Woloszynski, Tomasz, and Marek Kurzynski. “A probabilistic model of classifier competence for dynamic ensemble selection.” Pattern Recognition 44.10 (2011): 2656-2668.

R. M. O. Cruz, R. Sabourin, and G. D. Cavalcanti, “Dynamic classifier selection: Recent advances and perspectives,” Information Fusion, vol. 41, pp. 195 – 216, 2018.

estimate_competence(query, predictions=None)[source]

estimate the competence of each base classifier \(c_{i}\) for the classification of the query sample base on its local performance.

\[\delta_{i,j} = \hat{P}(c_{i} \mid \theta_{j} ) - \frac{1}{L}\]
Parameters:
query : array of shape = [n_samples, n_features]

The test examples.

predictions : array of shape = [n_samples, n_classifiers]

Predictions of the base classifiers for all test examples.

Returns:
competences : array of shape = [n_samples, n_classifiers]

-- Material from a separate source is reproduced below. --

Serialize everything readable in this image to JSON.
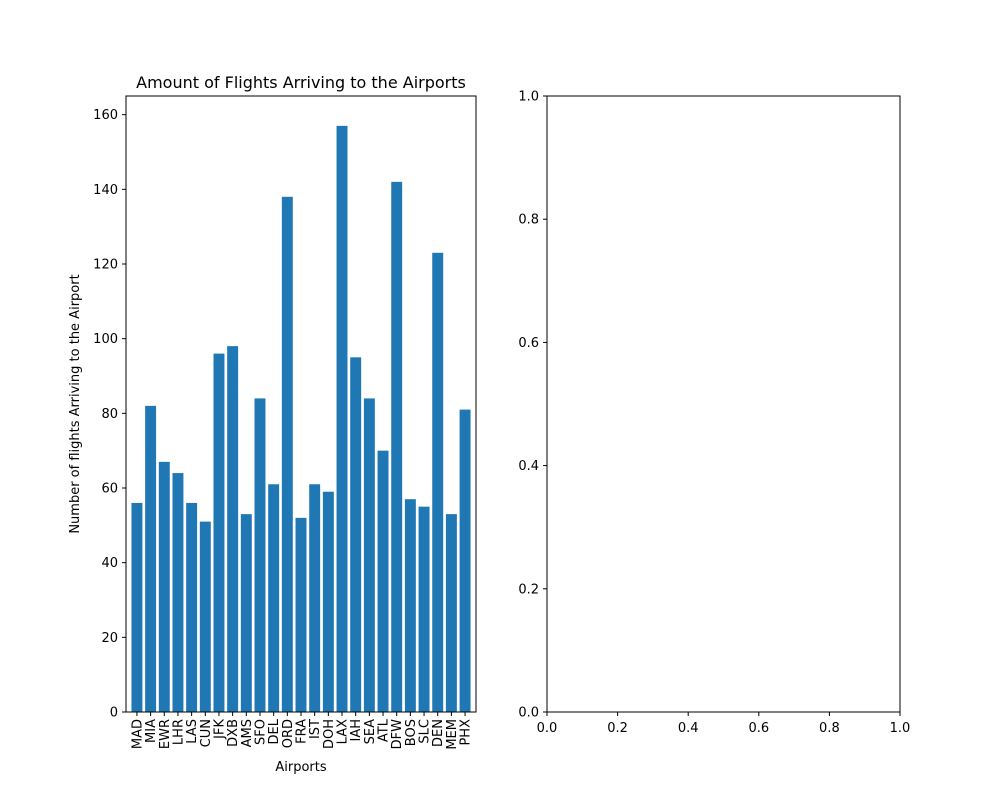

Competence level estimated for each base classifier and test example.

fit(X, y)[source]

Prepare the DS model by setting the KNN algorithm and pre-processing the information required to apply the DS methods

Parameters:
X : array of shape = [n_samples, n_features]

The input data.

y : array of shape = [n_samples]

class labels of each example in X.

Returns:
self
predict(X)[source]

Predict the class label for each sample in X.

Parameters:
X : array of shape = [n_samples, n_features]

The input data.

Returns:
predicted_labels : array of shape = [n_samples]

Predicted class label for each sample in X.

predict_proba(X)[source]

Estimates the posterior probabilities for sample in X.

Parameters:
X : array of shape = [n_samples, n_features]

The input data.

Returns:
predicted_proba : array of shape = [n_samples, n_classes]

Probabilities estimates for each sample in X.

score(X, y, sample_weight=None)[source]

Returns the mean accuracy on the given test data and labels.

In multi-label classification, this is the subset accuracy which is a harsh metric since you require for each sample that each label set be correctly predicted.

Parameters:
X : array-like, shape = (n_samples, n_features)

Test samples.

y : array-like, shape = (n_samples) or (n_samples, n_outputs)

True labels for X.

sample_weight : array-like, shape = [n_samples], optional

Sample weights.

Returns:
score : float

Mean accuracy of self.predict(X) wrt. y.

select(competences)[source]

Selects all base classifiers that obtained a local classification accuracy higher than the Random Classifier. The performance of the random classifier is denoted 1/L, where L is the number of classes in the problem.

Parameters:
competences : array of shape = [n_samples, n_classifiers]

Competence level estimated for each base classifier and test example.

Returns:
selected_classifiers : array of shape = [n_samples, n_classifiers]

Boolean matrix containing True if the base classifier is select, False otherwise.